Nadine Roy: I think it's a question of time as well than mindset of being able to explore new ways of doing things, which does take time. But as I said, it may be slower in some areas than others, but it is taking place because in the audit world, we have standards that are saying that AI automation is actually a team member now. So it may be that it will take some time to change the mindset, but it is going to happen.

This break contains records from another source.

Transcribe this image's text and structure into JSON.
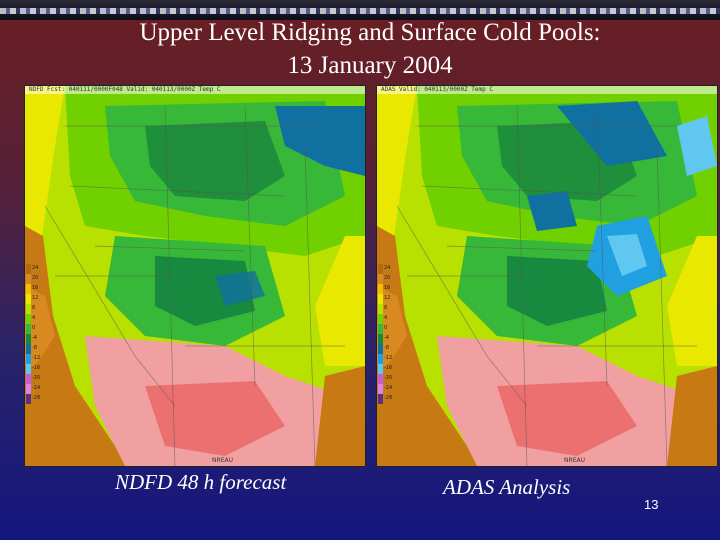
{
  "slide": {
    "title_line1": "Upper Level Ridging and Surface Cold Pools:",
    "title_line2": "13 January 2004",
    "page_number": "13"
  },
  "maps": {
    "left": {
      "caption": "NDFD 48 h forecast",
      "header": "NDFD Fcst: 040111/0000F048  Valid: 040113/0000Z  Temp C",
      "watermark": "NREAU",
      "variant": "forecast"
    },
    "right": {
      "caption": "ADAS Analysis",
      "header": "ADAS Valid: 040113/0000Z  Temp C",
      "watermark": "NREAU",
      "variant": "analysis"
    },
    "legend": {
      "labels": [
        "24",
        "20",
        "16",
        "12",
        "8",
        "4",
        "0",
        "-4",
        "-8",
        "-12",
        "-16",
        "-20",
        "-24",
        "-28"
      ],
      "colors": [
        "#b06a10",
        "#d88a20",
        "#f0c000",
        "#e8e800",
        "#b8e000",
        "#70d000",
        "#38b838",
        "#188a40",
        "#1070a0",
        "#20a0e0",
        "#60c8f0",
        "#c060e0",
        "#e080f0",
        "#603080"
      ]
    }
  }
}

Taki Sarantakis: Terrific. So, Nadine, Valerie, John, Solon, thank you so much for spending this hour with us to demystify a little bit, not only artificial intelligence a little bit as a concept, but an actual real world live practical application of artificial intelligence that certain arms within the Government of Canada are already starting to utilize. And I think seeing things like this, you can project going forward that this will be the norm more soon than it will be the exception that it is today. Thank you so much for your time. Thank you so much for your energy. And thank you more than anything for being friends of Canada's public servants. All the best. Take care.
Nadine Roy: Thank you.
Taki Sarantakis: Bye!
[Participants smile and wave and the Zoom call fades out. The animated white Canada School of Public Service logo appears on a purple background. Its pages turn, closing it like a book. A maple leaf appears in the middle of the book that also resembles a flag with curvy lines beneath. The government of Canada Wordmark appears: the word "Canada" with a small Canadian flag waving over the final "a." The screen fades to black.]